Concepedia

Publication | Open Access

TScratch: a novel and simple software tool for automated analysis of monolayer wound healing assays

646

Citations

10

References

2009

Year

TLDR

Cell migration is essential in development, physiology, and disease and is routinely assessed with monolayer wound‑healing assays, yet manual analysis is laborious. TScratch was created to automate this assay by applying a fast discrete curvelet transform to quantify cell‑occupied area in images. The software offers a graphical interface for inspecting and adjusting results and was validated against manual measurements across several cell lines. TScratch markedly shortens analysis time, delivers objective and reproducible quantification, and closely matches manual results, reliably reproducing significant effects of known migration inhibitors and enhancers.

Abstract

Cell migration plays a major role in development, physiology, and disease, and is frequently evaluated in vitro by the monolayer wound healing assay. The assay analysis, however, is a time-consuming task that is often performed manually.
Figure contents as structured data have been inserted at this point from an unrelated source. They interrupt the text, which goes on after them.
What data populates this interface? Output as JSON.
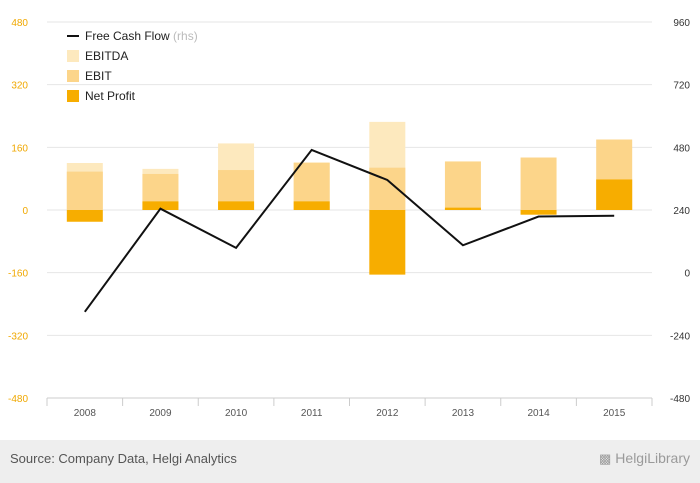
{
  "chart_data": {
    "type": "bar",
    "categories": [
      "2008",
      "2009",
      "2010",
      "2011",
      "2012",
      "2013",
      "2014",
      "2015"
    ],
    "series": [
      {
        "name": "EBITDA",
        "values": [
          120,
          105,
          170,
          122,
          225,
          null,
          null,
          null
        ],
        "color": "#fde9be"
      },
      {
        "name": "EBIT",
        "values": [
          98,
          92,
          102,
          120,
          108,
          124,
          134,
          180
        ],
        "color": "#fcd58a"
      },
      {
        "name": "Net Profit",
        "values": [
          -30,
          22,
          22,
          22,
          -165,
          6,
          -12,
          78
        ],
        "color": "#f7ad00"
      }
    ],
    "line_series": {
      "name": "Free Cash Flow",
      "axis_note": "(rhs)",
      "values": [
        -150,
        245,
        95,
        470,
        355,
        105,
        215,
        218
      ],
      "color": "#111111"
    },
    "y_left": {
      "ticks": [
        "480",
        "320",
        "160",
        "0",
        "-160",
        "-320",
        "-480"
      ],
      "min": -480,
      "max": 480
    },
    "y_right": {
      "ticks": [
        "960",
        "720",
        "480",
        "240",
        "0",
        "-240",
        "-480"
      ],
      "min": -480,
      "max": 960
    },
    "grid": true,
    "legend_position": "top-left"
  },
  "footer": {
    "source": "Source: Company Data, Helgi Analytics",
    "logo_text": "HelgiLibrary",
    "logo_icon": "book-icon"
  }
}
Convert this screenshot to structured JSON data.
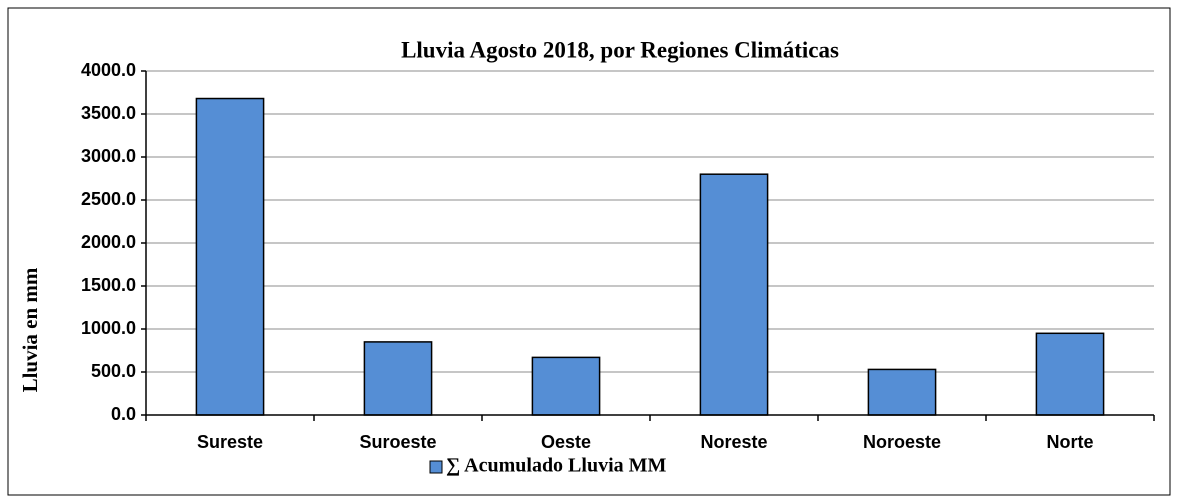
{
  "chart_data": {
    "type": "bar",
    "title": "Lluvia Agosto 2018, por Regiones Climáticas",
    "y_label": "Lluvia en mm",
    "categories": [
      "Sureste",
      "Suroeste",
      "Oeste",
      "Noreste",
      "Noroeste",
      "Norte"
    ],
    "series": [
      {
        "name": "∑ Acumulado Lluvia  MM",
        "color": "#558ed5",
        "values": [
          3680,
          850,
          670,
          2800,
          530,
          950
        ]
      }
    ],
    "ylim": [
      0,
      4000
    ],
    "yticks": [
      {
        "value": 0,
        "label": "0.0"
      },
      {
        "value": 500,
        "label": "500.0"
      },
      {
        "value": 1000,
        "label": "1000.0"
      },
      {
        "value": 1500,
        "label": "1500.0"
      },
      {
        "value": 2000,
        "label": "2000.0"
      },
      {
        "value": 2500,
        "label": "2500.0"
      },
      {
        "value": 3000,
        "label": "3000.0"
      },
      {
        "value": 3500,
        "label": "3500.0"
      },
      {
        "value": 4000,
        "label": "4000.0"
      }
    ],
    "grid": true,
    "legend": "bottom"
  }
}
In order to accelerate this analysis, we have developed TScratch, a new, freely available image analysis technique and associated software tool that uses the fast discrete curvelet transform to automate the measurement of the area occupied by cells in the images. This tool helps to significantly reduce the time needed for analysis and enables objective and reproducible quantification of assays. The software also offers a graphical user interface which allows easy inspection of analysis results and, if desired, manual modification of analysis parameters. The automated analysis was validated by comparing its results with manual-analysis results for a range of different cell lines. The comparisons demonstrate a close agreement for the vast majority of images that were examined and indicate that the present computational tool can reproduce statistically significant results in experiments with well-known cell migration inhibitors and enhancers.